その著者はこんな事を言っていた。「日本人も外国人も悪意はないが「悪い思い込み」をそれぞれに対して持っているはずだ。しかしそれはお互いの理解にとって大きな妨げとなる。」たしかにそうだ。日本人はアメリカを始めとする様々な国の人が持っていない感性を持っていると思っている人が多い。間違いではないかもしれないが、同じ人間なのだから、時間をかけて理解する人もいる。実際に、アメリカの人で落語を楽しむ人もいる。それだけでなく、日本発祥であるアニメを観光するために日本に様々な外国人が来ていることからも日本のことを諸外国は理解、少なくとも共感しているということが言えるだろう。そして筆者は終わりに「私は悲観的な話でこの話を終わらせたくない。

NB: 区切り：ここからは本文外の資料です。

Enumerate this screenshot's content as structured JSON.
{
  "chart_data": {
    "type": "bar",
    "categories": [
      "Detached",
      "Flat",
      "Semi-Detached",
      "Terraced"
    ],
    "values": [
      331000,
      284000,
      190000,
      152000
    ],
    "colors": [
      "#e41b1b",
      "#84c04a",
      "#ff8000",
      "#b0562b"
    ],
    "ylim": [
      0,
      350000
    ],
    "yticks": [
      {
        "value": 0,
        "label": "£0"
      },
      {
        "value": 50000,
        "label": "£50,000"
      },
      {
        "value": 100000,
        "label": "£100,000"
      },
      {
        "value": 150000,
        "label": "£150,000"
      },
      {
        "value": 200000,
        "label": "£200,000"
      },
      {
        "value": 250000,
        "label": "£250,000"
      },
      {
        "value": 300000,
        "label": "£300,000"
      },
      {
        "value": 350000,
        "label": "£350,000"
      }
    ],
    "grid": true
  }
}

日本と外国は今後お互いを理解し合うことができるだろう。」という形で終わらせた。しかし最後の文を見て具体的な対策はどうするの?等と質問を浴びせられて困っている著者の姿が想像できたので、ここは僕が一肌脱いで方法を考えてやろうではないかと思った。寒い床を歩くのはめっぽう気分が乗らないが、そろそろ起きないといけないということもあり、冬眠からさめたばかりの昆虫のような動きでパソコンに向かった。

まず、今後の関係を改善するならば、今の関係を見直す必要がある。日本、アメリカと順々に見ていこう。まず、日本について考えた。今の日本は題するならば「日本の物はやはり日本の者」であろう。そんな日本が目的とすべきことは自分の考えが全てだと思わないことだろう。日本のものを通して外国を批判するのは日本の文化も一緒に嗤っていることになる。次にアメリカだ。僕はアメリカに行ったことないから筆者の話から推測すると、題して「人類みなアメリカン」である。「は?どういうこと?」と思った人もいるかも知れないのでちゃんと説明すると、自分の国のものは日本人も理解してくれるはずだ、と思っているということだ。これも行き過ぎると相手に嫌な思いをさせることがある。一種の押し売り業者みたいだ。そんなアメリカが目指すべきところは人のことを考えられるようになることだろう。

日本、アメリカとそれぞれの目指す姿を見てきたが、これは一般の人にも言えるはずだ。前者の場合、自分の考えに縛られた状態では大切なことに気づけないことがある。理科の実験のように失敗した原因を究明するには多角的な視野が必要なのだ。

後者の場合、人とかかわらずに生きるなんて不可能である。Dr.STONEでも主人公の石神千空は石化から目覚めたあと、まず初めに人手を増やすことを考えた。しかし、人と関わるうえで相手のことを考える力がなければ、関係の破綻につながってしまうのだ。

前者、後者はどちらも一般に求められるスキルだ。どちらが大切かなどとは決めることができないし、決めることでもない。しかし、このスキルより大切で忘れてはならないことがある。よく学校の教師が人間関係で揉めた生徒に「人っていう字はな、人と人は支え合って生きていますよっていう意味が込められてるんだよ!」といっていると思う。そのように前者も後者もまず「相手」がいないと成り立っていない。まず相手に対する敬意を示すのが大切なのだ。

だからまず、日本人も、アメリカ人も相手のことを大切にするところから始めなくてはならない。パソコンに打ち込んだ議論を見返して、結局はここからだなと改めて思う。相手のことを敬うことは簡単そうで意外と難しい。だからこそ皆すべきなのだろうと思った。春の天気はよく乱れる。しかしいずれ夏が来る。人間と季節がわかり合える日も近づいてきているのかもしれない。